Geologist Experiments With Crowdsourcing to Track Water Levels of Local Streams
Inspired by a California researcher who used crowdsourcing to pinpoint the locations of roadkill, a University at Buffalo geologist is turning to the public for help monitoring a different ecological phenomenon: The water levels of streams in Western New York.
Like other examples of crowdsourcing, the UB effort, called "CrowdHydrology," harnesses the collective efforts of many different people to complete a task. With tight budgets forcing the U.S. Geological Survey to discontinue the recording of water levels at many streams the agency has monitored for decades, CrowdHydrology could serve as a model for communities looking for a cost-effective method for maintaining some data on local waterways.
The project launched May 2011 with a pilot site at the Beaver Meadow Audubon Center, a Buffalo Audubon Society nature preserve in Wyoming County, N.Y.
At the preserve's main pond, UB Assistant Professor Chris Lowry hammered a giant measuring staff into the pond bottom, along with instructions explaining how passersby could contribute to CrowdHydrology by texting the water level and stream location (identified by a station number) to researchers.
With visitors now sending in data from Beaver Meadow at least a few times a week, Lowry is expanding CrowdHydrology to nine new sites in Western New York. Possible locations include four locations on Cattaraugus Creek; three locations on Wiscoy Creek; and one location apiece on Elton Creek, Clear Creek and Hosmer Brook.
Installation will take place this month, with each new stream gauge costing about $60. The precise position of the new stations, along with updates on reported water levels, will be posted online at http://www.crowdhydrology.org .

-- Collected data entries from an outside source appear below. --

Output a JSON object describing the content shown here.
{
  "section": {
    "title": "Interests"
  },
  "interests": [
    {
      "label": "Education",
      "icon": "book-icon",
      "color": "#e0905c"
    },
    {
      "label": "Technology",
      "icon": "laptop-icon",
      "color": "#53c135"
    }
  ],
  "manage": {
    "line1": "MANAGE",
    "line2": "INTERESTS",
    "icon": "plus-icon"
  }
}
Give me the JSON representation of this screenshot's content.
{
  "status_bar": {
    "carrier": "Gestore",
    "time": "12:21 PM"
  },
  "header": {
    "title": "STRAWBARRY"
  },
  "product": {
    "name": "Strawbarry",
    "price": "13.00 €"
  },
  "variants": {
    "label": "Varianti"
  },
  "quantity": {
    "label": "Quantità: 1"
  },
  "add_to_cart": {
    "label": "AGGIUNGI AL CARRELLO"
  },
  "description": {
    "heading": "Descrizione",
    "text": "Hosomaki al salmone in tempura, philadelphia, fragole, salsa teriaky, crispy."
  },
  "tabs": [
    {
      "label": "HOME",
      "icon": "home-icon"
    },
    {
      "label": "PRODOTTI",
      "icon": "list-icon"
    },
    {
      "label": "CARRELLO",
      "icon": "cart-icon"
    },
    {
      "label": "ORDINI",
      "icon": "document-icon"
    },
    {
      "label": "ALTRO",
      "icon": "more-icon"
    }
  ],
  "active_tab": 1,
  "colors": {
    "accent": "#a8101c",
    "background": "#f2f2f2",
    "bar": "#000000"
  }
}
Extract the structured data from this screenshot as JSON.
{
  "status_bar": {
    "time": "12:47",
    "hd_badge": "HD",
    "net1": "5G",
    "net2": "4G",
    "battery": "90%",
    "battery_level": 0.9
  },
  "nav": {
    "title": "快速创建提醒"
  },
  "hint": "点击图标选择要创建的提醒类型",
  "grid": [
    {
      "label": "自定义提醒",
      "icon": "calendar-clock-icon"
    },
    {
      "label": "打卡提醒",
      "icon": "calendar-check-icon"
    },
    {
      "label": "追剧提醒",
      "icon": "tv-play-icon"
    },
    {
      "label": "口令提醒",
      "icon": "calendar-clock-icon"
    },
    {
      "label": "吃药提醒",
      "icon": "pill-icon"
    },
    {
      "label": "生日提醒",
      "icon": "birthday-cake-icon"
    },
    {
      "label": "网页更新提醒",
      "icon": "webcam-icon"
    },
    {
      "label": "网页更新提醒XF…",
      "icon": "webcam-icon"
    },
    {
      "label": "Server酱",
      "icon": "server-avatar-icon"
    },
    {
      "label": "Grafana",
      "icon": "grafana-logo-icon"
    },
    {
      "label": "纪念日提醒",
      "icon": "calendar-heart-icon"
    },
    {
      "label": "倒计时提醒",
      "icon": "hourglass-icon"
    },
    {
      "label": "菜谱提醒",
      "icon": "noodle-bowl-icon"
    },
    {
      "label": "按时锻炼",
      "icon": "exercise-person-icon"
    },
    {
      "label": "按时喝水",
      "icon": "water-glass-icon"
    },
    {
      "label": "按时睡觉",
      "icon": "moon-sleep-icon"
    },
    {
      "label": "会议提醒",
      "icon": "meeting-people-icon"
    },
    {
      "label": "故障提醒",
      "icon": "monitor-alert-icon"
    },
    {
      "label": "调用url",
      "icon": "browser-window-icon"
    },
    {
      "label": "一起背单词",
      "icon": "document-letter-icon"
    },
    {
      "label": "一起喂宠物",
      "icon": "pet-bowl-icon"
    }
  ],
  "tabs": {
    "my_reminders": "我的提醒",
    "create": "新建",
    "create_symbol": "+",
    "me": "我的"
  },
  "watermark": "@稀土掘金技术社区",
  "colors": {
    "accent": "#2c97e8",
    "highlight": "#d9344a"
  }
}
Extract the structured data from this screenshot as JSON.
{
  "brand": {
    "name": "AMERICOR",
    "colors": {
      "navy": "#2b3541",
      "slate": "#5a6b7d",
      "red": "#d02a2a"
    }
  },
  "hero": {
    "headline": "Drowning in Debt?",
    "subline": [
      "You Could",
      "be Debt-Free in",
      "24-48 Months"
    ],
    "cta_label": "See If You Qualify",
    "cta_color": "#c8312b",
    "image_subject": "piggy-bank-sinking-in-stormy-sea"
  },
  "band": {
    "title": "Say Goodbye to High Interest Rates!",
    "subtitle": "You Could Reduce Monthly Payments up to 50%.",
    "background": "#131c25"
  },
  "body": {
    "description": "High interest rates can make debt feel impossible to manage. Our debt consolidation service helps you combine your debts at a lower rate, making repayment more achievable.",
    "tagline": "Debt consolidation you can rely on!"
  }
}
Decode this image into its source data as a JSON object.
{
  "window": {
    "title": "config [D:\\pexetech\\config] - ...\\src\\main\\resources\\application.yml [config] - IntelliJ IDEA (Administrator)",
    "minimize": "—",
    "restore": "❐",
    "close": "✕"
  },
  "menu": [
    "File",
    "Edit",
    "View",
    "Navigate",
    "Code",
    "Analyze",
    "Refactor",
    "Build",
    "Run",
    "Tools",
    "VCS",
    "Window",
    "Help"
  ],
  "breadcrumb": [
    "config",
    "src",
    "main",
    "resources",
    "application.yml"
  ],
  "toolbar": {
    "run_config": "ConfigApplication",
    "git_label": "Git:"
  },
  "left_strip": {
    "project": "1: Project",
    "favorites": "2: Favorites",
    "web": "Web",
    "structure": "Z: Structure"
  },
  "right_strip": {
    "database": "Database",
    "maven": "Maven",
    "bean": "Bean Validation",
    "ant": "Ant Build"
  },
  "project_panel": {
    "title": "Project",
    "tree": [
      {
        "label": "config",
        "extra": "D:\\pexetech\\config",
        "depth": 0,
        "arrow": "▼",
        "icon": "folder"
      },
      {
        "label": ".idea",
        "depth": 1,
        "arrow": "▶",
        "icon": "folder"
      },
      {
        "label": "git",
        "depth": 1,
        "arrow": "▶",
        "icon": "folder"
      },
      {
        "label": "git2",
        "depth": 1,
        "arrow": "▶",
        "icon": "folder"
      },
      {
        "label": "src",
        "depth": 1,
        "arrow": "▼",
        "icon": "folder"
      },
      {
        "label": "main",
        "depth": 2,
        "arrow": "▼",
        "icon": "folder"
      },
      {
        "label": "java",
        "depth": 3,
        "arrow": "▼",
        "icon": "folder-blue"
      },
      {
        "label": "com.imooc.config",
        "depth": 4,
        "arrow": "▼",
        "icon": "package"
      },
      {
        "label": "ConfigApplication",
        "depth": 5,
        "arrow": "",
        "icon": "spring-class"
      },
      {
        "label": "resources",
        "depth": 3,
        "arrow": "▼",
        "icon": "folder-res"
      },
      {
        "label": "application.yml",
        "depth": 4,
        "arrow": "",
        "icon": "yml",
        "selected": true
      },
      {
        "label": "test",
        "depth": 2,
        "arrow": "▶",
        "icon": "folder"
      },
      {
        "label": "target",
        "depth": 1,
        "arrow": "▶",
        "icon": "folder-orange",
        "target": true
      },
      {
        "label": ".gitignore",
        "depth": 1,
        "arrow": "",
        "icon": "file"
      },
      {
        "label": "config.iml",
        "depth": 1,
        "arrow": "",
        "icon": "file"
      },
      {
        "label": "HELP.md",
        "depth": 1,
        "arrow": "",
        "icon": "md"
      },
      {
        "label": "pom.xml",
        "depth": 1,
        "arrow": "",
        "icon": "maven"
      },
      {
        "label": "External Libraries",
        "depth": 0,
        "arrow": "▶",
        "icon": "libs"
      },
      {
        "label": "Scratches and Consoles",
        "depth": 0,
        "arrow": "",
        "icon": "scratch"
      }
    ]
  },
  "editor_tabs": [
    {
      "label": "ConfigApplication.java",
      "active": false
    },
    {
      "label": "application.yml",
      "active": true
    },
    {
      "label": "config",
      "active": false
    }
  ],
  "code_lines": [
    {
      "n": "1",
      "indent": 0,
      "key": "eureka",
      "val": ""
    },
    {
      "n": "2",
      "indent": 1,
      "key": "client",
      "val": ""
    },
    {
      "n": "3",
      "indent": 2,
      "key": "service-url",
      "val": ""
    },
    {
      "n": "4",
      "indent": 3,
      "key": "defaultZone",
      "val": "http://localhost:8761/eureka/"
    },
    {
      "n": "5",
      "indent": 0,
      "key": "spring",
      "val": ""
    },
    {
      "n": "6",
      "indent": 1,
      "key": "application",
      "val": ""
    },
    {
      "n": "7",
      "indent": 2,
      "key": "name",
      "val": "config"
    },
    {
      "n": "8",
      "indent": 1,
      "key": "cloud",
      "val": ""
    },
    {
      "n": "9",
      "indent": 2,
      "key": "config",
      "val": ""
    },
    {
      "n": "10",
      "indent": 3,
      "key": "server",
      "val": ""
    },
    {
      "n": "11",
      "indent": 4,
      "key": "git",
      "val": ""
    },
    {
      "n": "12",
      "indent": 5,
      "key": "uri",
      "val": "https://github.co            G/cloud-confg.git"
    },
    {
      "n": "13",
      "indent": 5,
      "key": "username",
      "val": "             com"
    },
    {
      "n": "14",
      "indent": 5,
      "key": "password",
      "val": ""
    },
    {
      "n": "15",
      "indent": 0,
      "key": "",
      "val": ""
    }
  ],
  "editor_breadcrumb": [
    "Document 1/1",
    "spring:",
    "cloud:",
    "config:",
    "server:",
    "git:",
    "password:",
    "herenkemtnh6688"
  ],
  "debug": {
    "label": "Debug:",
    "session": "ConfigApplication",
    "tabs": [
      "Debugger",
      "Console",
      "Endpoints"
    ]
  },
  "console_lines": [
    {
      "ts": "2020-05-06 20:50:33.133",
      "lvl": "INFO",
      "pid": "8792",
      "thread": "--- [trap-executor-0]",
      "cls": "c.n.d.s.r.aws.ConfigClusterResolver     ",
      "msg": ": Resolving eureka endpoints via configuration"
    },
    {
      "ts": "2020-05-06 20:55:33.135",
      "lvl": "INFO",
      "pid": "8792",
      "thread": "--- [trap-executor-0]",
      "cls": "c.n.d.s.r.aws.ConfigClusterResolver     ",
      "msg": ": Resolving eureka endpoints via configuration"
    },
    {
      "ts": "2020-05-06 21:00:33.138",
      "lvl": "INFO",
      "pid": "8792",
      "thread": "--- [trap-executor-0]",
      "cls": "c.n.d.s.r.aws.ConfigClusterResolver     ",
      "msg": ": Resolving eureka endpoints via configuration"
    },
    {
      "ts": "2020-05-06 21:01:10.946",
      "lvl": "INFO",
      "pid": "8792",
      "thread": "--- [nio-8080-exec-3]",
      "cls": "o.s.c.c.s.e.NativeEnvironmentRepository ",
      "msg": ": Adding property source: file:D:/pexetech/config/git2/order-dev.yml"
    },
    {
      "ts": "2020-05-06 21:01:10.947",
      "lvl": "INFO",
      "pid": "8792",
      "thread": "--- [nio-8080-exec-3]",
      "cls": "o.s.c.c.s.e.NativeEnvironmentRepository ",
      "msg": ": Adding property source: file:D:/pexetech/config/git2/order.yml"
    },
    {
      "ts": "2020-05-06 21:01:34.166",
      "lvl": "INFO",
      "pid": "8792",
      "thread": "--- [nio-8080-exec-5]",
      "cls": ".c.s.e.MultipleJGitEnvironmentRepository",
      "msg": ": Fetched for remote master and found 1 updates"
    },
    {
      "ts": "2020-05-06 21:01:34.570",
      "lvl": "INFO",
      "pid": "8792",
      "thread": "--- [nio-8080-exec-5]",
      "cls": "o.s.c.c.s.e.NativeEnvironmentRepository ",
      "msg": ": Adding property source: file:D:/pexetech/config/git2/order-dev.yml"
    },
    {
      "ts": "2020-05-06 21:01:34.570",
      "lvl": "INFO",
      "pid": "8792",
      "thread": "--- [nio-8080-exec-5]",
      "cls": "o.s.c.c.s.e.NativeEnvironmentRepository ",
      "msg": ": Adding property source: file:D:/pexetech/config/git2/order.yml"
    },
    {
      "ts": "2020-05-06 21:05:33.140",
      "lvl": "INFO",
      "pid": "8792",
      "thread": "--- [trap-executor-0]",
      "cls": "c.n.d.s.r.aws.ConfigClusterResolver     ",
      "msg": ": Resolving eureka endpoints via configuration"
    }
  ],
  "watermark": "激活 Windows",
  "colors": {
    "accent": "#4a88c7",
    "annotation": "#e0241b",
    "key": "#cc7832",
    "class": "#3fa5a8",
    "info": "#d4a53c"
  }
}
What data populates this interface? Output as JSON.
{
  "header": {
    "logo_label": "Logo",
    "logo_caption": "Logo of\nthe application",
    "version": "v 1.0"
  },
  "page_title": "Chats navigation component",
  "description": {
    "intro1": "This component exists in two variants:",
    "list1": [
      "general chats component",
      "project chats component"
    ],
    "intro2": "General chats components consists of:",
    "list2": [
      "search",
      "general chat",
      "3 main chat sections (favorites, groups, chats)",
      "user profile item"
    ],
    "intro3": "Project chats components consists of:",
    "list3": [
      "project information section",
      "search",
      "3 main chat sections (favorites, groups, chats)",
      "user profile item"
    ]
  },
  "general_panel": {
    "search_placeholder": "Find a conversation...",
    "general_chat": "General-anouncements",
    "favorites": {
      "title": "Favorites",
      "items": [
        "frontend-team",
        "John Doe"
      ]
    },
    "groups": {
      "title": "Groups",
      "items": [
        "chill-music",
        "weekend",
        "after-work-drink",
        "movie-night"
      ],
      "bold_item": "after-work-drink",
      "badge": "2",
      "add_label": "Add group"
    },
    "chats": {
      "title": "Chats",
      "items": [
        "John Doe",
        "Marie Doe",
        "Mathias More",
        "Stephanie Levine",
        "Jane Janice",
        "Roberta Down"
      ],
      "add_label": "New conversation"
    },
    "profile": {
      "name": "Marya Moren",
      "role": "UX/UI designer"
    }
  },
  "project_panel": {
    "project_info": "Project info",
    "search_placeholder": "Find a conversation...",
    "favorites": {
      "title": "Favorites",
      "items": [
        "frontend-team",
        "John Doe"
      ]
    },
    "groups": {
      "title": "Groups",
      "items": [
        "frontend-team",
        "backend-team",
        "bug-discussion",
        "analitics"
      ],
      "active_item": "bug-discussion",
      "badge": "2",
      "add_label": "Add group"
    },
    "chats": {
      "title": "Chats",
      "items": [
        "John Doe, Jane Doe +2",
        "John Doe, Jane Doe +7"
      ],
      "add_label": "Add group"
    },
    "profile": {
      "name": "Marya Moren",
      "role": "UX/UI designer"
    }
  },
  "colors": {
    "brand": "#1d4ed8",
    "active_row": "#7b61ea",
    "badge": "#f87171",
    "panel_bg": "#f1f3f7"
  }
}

Besides benefiting sportsmen such as local fishermen, monitoring streams will provide useful data to scientists -- including Lowry's graduate students -- whose research requires taking samples or conducting experiments on local creeks when the water is at a certain height.
"I've been pleasantly surprised by the results so far," Lowry said. "At Beaver Meadow, I've gotten 25 different people texting me, and I get readings just about every day. The consistency of the data is also good."
"I got the idea for CrowdHydrology from an article I read about using smartphones for science," he added. "There's a faculty member from UC Davis who was tracking wildlife corridors by asking people to send him information about roadkill on roadways. When I heard that this guy was actually getting people to send him info on roadkill, I thought there's no reason I couldn't get people to send me info on how much water is flowing through streams."
As a tool for science, crowdsourcing has obvious limitations, and Lowry is quick to point these out. Though he plans to verify data from one CrowdHydrology station by installing a device called a pressure tranducer to double check water levels, he acknowledges that he won't be able to say for certain whether every piece of data from every site is accurate.
Another problem: the frequency of incoming reports has varied, with Lowry noticing a drop-off in texts during a recent heat wave. The stream gauges the U.S. Geological Survey maintains, in contrast, typically record exact measurements at hourly or 15-minute intervals.
So far, though, CrowdHydrology is doing well. About 50 text reports have arrived from Beaver Meadow in just two months, and of those, only three data points appear to be off-target, Lowry said.
As for what comes next, Lowry is hoping to improve CrowdHydrology by automating data retrieval and posting. For the moment, when Lowry receives a water level report, he manually updates a Google spreadsheet that then feeds the information to the CrowdHydrology site. Automating the process would save time, especially as new reporting stations come online.
To further expand the project, Lowry is hoping to secure a small grant that will enable him to provide stream gauge packages to K-12 teachers. Participating in CrowdHydrology could be a fun way for students to learn about local streams and how waterways respond to rain and dry spells, he said.
Already, at Beaver Meadow, the project is serving an educational purpose, said Loren Smith, executive director of the Buffalo Audubon Society.
"We use it as a teaching tool," Smith said. "We take folks down to the stream gauge to help them learn about how water flows through our ecosystems. This project is a wonderful way to engage students and citizens in basic research that helps illuminate and explain our natural world. It forms the underpinning for understanding the natural habitats and ecosystems that we have been charged with stewarding."